Back when computers hummed like refrigerators (and weighed just about the same), real estate technology was exclusively a tool for bigger firms flush with funds. Over the past few years, however, we've seen the democratization of real estate technology, which has opened the door for firms of all sizes to leverage the power of tech.
For instance, our contact management program, Moxi, has been a real game changer. We use it to track our agents' hot and warm lists, distribute neighborhood news, send out new listings to VIP clients, and help organize yearly neighborhood reviews. We also developed Moxi Present to provide sellers with professional listing presentations, helping them nail down pricing. And Focus 1st shows our sellers buying patterns, average price per square foot, and odds of a 30-day sale for any given neighborhood.
That said, the biggest digital disruptor in the real estate industry is the ability for agents and real estate companies to buy leads (both buyer and seller). Relying on third parties to provide the next generation of leads, however, can set companies and agents down the road to financial ruin. Shaping a business plan around buying leads is a shortsighted strategy. Case in point: These leads will be less inclined to refer friends and family to the agent because their relationship is inherently transactional, and referrals are an integral part being a successful real estate professional.
As you can see, this technological shift has affected real estate in a multitude of ways — both good and bad. But using new technology effectively isn't a matter of flipping a switch. If you don't know where or how to get started, you may lose more than you gain. But with a bit of coaching, anyone can make the most of the tech revolution.
Fitting Tech in a People-Focused Business
Real estate is a people-first industry. Agents are at their best when they’re face-to-face with clients. They excel at teaching, relating to, and showing empathy for people.
Ultimately, it's that dedication that can hinder tech adoption. Most agents would rather hire assistants who possess the tech skills they lack. And even younger agents may find they're more successful when they step away from their screens.
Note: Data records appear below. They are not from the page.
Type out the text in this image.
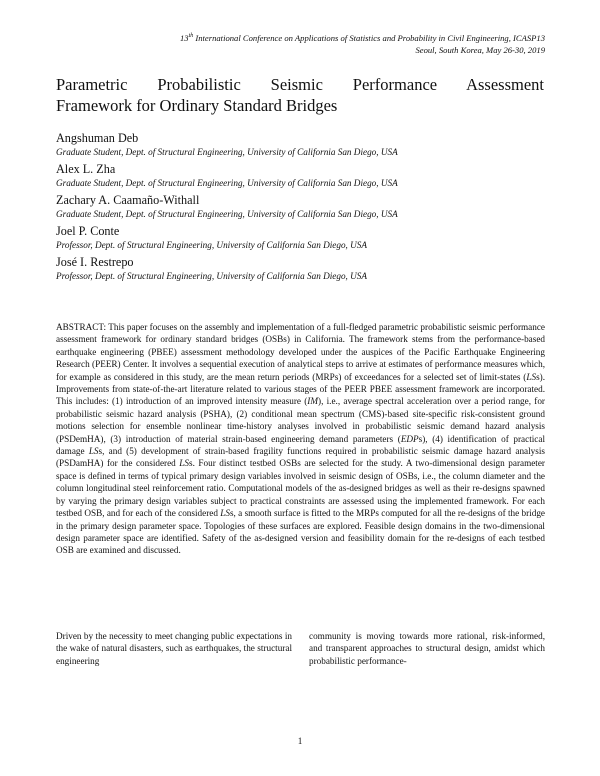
13th International Conference on Applications of Statistics and Probability in Civil Engineering, ICASP13
Seoul, South Korea, May 26-30, 2019
Parametric Probabilistic Seismic Performance Assessment
Framework for Ordinary Standard Bridges
Angshuman Deb
Graduate Student, Dept. of Structural Engineering, University of California San Diego, USA
Alex L. Zha
Graduate Student, Dept. of Structural Engineering, University of California San Diego, USA
Zachary A. Caamaño-Withall
Graduate Student, Dept. of Structural Engineering, University of California San Diego, USA
Joel P. Conte
Professor, Dept. of Structural Engineering, University of California San Diego, USA
José I. Restrepo
Professor, Dept. of Structural Engineering, University of California San Diego, USA

ABSTRACT: This paper focuses on the assembly and implementation of a full-fledged parametric probabilistic seismic performance assessment framework for ordinary standard bridges (OSBs) in California. The framework stems from the performance-based earthquake engineering (PBEE) assessment methodology developed under the auspices of the Pacific Earthquake Engineering Research (PEER) Center. It involves a sequential execution of analytical steps to arrive at estimates of performance measures which, for example as considered in this study, are the mean return periods (MRPs) of exceedances for a selected set of limit-states (LSs). Improvements from state-of-the-art literature related to various stages of the PEER PBEE assessment framework are incorporated. This includes: (1) introduction of an improved intensity measure (IM), i.e., average spectral acceleration over a period range, for probabilistic seismic hazard analysis (PSHA), (2) conditional mean spectrum (CMS)-based site-specific risk-consistent ground motions selection for ensemble nonlinear time-history analyses involved in probabilistic seismic demand hazard analysis (PSDemHA), (3) introduction of material strain-based engineering demand parameters (EDPs), (4) identification of practical damage LSs, and (5) development of strain-based fragility functions required in probabilistic seismic damage hazard analysis (PSDamHA) for the considered LSs. Four distinct testbed OSBs are selected for the study. A two-dimensional design parameter space is defined in terms of typical primary design variables involved in seismic design of OSBs, i.e., the column diameter and the column longitudinal steel reinforcement ratio. Computational models of the as-designed bridges as well as their re-designs spawned by varying the primary design variables subject to practical constraints are assessed using the implemented framework. For each testbed OSB, and for each of the considered LSs, a smooth surface is fitted to the MRPs computed for all the re-designs of the bridge in the primary design parameter space. Topologies of these surfaces are explored. Feasible design domains in the two-dimensional design parameter space are identified. Safety of the as-designed version and feasibility domain for the re-designs of each testbed OSB are examined and discussed.

Driven by the necessity to meet changing public expectations in the wake of natural disasters, such as earthquakes, the structural engineering

community is moving towards more rational, risk-informed, and transparent approaches to structural design, amidst which probabilistic performance-

1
To truly capitalize on the newly available tech, firms first need to choose between implementing it themselves or hiring a consultant.
Like most decisions, both options present pros and cons.
When it's done in-house, agents have more control over their database and have the opportunity to learn for themselves. After all, getting in the weeds is sometimes the best way to learn a new skill. On the other hand, the learning curve could be high, and there’s no definitive time frame for improvement.
Outsourcing this task takes the burden off agents, but it also comes with costs — an idea agents aren't always keen on. Rather than pay a third party, they may decide to take on the work themselves. In reality, though, agents are salespeople at heart, and chasing the next transaction leaves little time for back-end marketing and data mining. Before long, the firm’s investment in the technology may go to waste.
Whichever option you choose, you can ensure that you get the most out of your investment with these tips:
1. Define your ideal client and organize your leads.
You can’t market anything without knowing your audience, and that’s especially true in real estate. For instance, Millennial buyers are often considered big-city dwellers who want to be close to the action. Yet as Millennials age, they're beginning to settle down to start families, becoming "move up" buyers who need larger homes with family-friendly amenities.
Once you understand who you want to reach, you can decide how best to reach them. Leverage your customer relationship management (CRM) system to organize the contacts in your database and determine who meets the profile of a move-up buyer. Then sort your contacts by where they are in the buy cycle (e.g., just beginning to browse, researching options, or ready to sign on the dotted line).
By systemically organizing your contacts in such a way, you'll spend less time firing follow-ups into the abyss and more time nurturing promising leads with personalized messaging, responding quicker to new prospects' time-sensitive inquiries, and staying in touch with past clients to generate valuable referrals.
2. Find your niche and amplify it through social media.
Tap into one of your personal passions and ask how it lends itself to your ideal client. Then use social media marketing — an important part of any technology strategy — to amplify it.
Let's use our move-up buyers as an example — say you're passionate about baseball. Get involved at the community level, perhaps by coaching a T-ball team. Families that participate in T-ball have children who need room to grow, hit, run, and create chaos. They're your ideal demographic, and through your involvement, you can expand your database of potential clients.
Then use Facebook and other social media sites to promote your niche. For instance, you can take pictures (with parents’ consent) of your T-ball team and share game announcements through a closed Facebook group. Keep the social aspect of it going by interacting with clients through commenting and sharing their posts that genuinely speak to their interests.
The digital revolution brought technology to the fingertips of any real estate firm, no matter its size. But more is not always better, and sorting through all the tech options can quickly become a nightmare. Take the guesswork out of upgrading by sticking to these steps in each campaign you launch, and if possible, seek help from a consultant to make sure you’re maximizing your return on investment.
Jeff Thompson is managing partner at Windermere Group One, a real estate network comprised of 300 offices and more than 6,000 agents throughout the western United States. Jeff is truly passionate about helping build companies by building their people. He leverages his 25-plus years of experience in real estate to coach other managers and brokers. Jeff credits much of his success to hard work and a willingness to partner with good people.